The most noticeable thing is most people’s reaction to a film camera. They stand and stare back at it! In those days, most people never saw a film camera from one year to the next, so the sight of a man with a wooden box on a tripod, steadily cranking a brass handle, would have been a curiosity. Some people maybe didn’t even know what he was doing!
In the 2 minutes and 32 seconds of the clip, we see remarkably few women, even though the street is very crowded.
Almost everyone wore a hat! We see bowlers, straw boaters, cloth caps and more. It was almost unheard of in those days for a man to go out of doors bareheaded.
0:18 The name above the shop is Ginsberg. This reflects the wave of immigration from eastern Europe that began in the 1880s. Before then there were very few foreigners living in Britain, and even fewer Jewish people.
0:39 Two people walk away from the camera under umbrellas. This is the only indication we have in the entire clip that maybe it was raining. If it was, no one else seems to take any notice!
0:45 I don’t know what he is selling but this chap seems to be a market huckster. He is even holding an auctioneer’s gavel as he gives the crowd his spiel, even though he doesn’t seem to have anything to bang it on.
1:17 The man, taller than all the rest, wearing a straw boater, seems unconcerned by the camera. He doesn’t even spare it a glance as he talks to one of the traders, then walks off.
1:41 The trader in the white panama hat has a certain timelessness about him. He doesn’t look particularly historic. He could walk down a street today and not excite too much comment.
1:51 By contrast, that old chap with the Victorian side whiskers and wearing a bowler hat looks just like someone out of an old photograph – which is what he is! I wish the film were high quality enough for a lip reader to be able to tell us what he says as he raises his hat high and speaks to the camera.
2:07 There is a chap in a Stetson, with a tape measure hanging from his neck, staring fixedly at the camera. Stetsons were not commonly found in England in those days. I wonder what the story is behind that. Is he an American? Has that fellow been to American and back, on one of the old transatlantic liners, where he bought the hat? Was it a gift?
2:25 That trader looks as though he is shredding paper, or maybe dealing cards. I don’t know what he is doing but he seems to be making a meal of it.

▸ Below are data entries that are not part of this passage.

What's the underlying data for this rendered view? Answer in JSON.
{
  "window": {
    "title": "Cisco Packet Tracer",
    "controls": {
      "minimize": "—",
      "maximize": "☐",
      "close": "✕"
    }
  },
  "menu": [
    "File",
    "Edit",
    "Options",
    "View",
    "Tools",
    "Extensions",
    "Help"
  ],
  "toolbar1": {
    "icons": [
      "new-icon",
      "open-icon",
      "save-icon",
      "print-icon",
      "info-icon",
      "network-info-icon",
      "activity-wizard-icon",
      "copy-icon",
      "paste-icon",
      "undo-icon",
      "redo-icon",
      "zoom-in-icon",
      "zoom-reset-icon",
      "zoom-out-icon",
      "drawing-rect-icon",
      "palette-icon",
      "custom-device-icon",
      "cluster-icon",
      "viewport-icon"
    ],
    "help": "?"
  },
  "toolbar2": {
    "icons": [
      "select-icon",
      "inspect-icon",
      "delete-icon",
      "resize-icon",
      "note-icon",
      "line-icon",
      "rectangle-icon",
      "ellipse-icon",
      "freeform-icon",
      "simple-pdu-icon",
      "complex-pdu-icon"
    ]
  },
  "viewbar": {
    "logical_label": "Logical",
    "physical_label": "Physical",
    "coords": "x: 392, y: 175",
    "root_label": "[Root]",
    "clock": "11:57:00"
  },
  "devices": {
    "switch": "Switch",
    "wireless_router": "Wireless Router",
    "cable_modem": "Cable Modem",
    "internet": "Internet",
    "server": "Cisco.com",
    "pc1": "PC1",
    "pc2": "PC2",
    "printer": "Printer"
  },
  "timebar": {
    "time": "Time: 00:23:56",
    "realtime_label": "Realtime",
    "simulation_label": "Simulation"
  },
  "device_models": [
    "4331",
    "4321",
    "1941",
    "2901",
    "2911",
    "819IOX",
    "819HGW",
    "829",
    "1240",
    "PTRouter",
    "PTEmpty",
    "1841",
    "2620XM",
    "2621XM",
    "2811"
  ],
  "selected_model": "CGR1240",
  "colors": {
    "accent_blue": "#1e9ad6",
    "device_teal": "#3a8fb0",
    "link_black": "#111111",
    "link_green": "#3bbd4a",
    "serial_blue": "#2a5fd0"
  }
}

There are lots of boys in this clip. Maybe it was filmed on a Saturday, or during the school holidays. Some stare blankly at the camera, others wave, others grin cheekily, as small boys do. And it’s very sad. Why? Because eleven years later, when the First World War began, all those boys would have been of military age. Britain lost a million men in that war, and it’s a racing certainty that some of the boys, and the young men too, that we see here went off to that war and never returned.